Listen to this story:
A new atlas catalogs more than 125,000 protein-protein interactions across brain and six other kinds of tissue in mice — more than doubling the number previously known. The dataset, described in Cell in July, may prove useful to autism researchers aiming to understand which proteins ‘talk’ to each other and how those interactions differ across tissue from various parts of the mouse.
Scientists have typically measured only one protein-protein interaction at a time, grabbing hold of one of the proteins, pulling it from a cell and seeing which other proteins it is interacting with. But that method is slow and laborious, says study investigator Leonard Foster, professor of biochemistry at the University of British Columbia in Vancouver, such that “doing 5,000 proteins is 5,000 times more work than doing one.”

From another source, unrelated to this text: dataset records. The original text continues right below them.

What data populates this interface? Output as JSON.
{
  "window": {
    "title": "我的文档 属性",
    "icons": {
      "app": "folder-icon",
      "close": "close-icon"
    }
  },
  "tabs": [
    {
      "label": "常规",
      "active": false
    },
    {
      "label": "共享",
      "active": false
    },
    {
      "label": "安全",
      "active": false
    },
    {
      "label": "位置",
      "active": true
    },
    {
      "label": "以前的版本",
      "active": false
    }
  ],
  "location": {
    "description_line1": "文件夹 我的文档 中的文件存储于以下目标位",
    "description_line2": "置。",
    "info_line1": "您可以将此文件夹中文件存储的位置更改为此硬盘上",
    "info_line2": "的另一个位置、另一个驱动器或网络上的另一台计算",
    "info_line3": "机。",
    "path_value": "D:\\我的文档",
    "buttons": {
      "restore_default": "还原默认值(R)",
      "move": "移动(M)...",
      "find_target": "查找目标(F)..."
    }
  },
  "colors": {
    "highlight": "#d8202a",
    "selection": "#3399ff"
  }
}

To create the new atlas, Foster and his colleagues used a method called ‘protein correlation profiling-stable isotope labeling of mammals’ that can measure thousands of molecular interactions at once.
“By putting this resource out there, people who already have data on some of these proteins can look and say, ‘Hey, look! My protein is in there,’” Foster says. “And now, suddenly, things make sense because this protein might be interacting with this other protein that they hadn’t thought of before.”
Protein “gold mine”:
To map protein-protein interactions en masse, the team fed two generations of mice ‘heavy’ forms of amino acids, which assimilate into proteins over time and can serve as labels in each of the seven kinds of tissues tested: brain, heart, liver, lung, kidney, muscle and thymus.
The team extracted labeled and unlabeled protein complexes from the tissues and used an electrified gel to sort them by size and charge. They used mass spectrometry to identify each protein. Comparing the labeled proteins with the control ‘background’ reveals which proteins are interacting, according to Foster.
“We do this on a large scale, looking at thousands of proteins,” he says. “We can simultaneously monitor hundreds or maybe up to a thousand different protein complexes at the same time.”
The researchers cataloged between 20,000 and 35,000 protein-protein interactions in each of the seven tissues, for a total of more than 125,000 unique interactions.
In additional experiments, Foster’s team benchmarked their atlas against nine databases that together include more than 82,000 protein-protein interactions. Just 4,354 of the interactions that Foster’s team found were documented in those databases, suggesting that much of the dataset consists of new information.
Proteins implicated in conditions such as Huntington’s disease were significantly more likely than those not linked to any condition to have varying protein-protein interactions across tissues, the researchers found. In other words, disease-linked proteins change their interaction partners, or whom they ‘talk’ to, from one kind of tissue to the next. These tissue-specific communication networks could explain why some diseases manifest only in specific body parts, the authors say, even though mutations in germline cells, such as eggs and sperm, can disrupt a protein throughout the body.
Foster says he plans to evaluate how a genetic mutation in, say, an autism-linked gene, can change the encoded protein’s interactions with other proteins in a cell.
“If you really drill into the data, there are interactions between proteins that seem to be involved in various neuronal disorders that nobody has reported before,” he says. “We really feel that it’s a bit of a gold mine here. But it’s a gold mine with many, many different tunnels, and it’s not even clear where you should start.”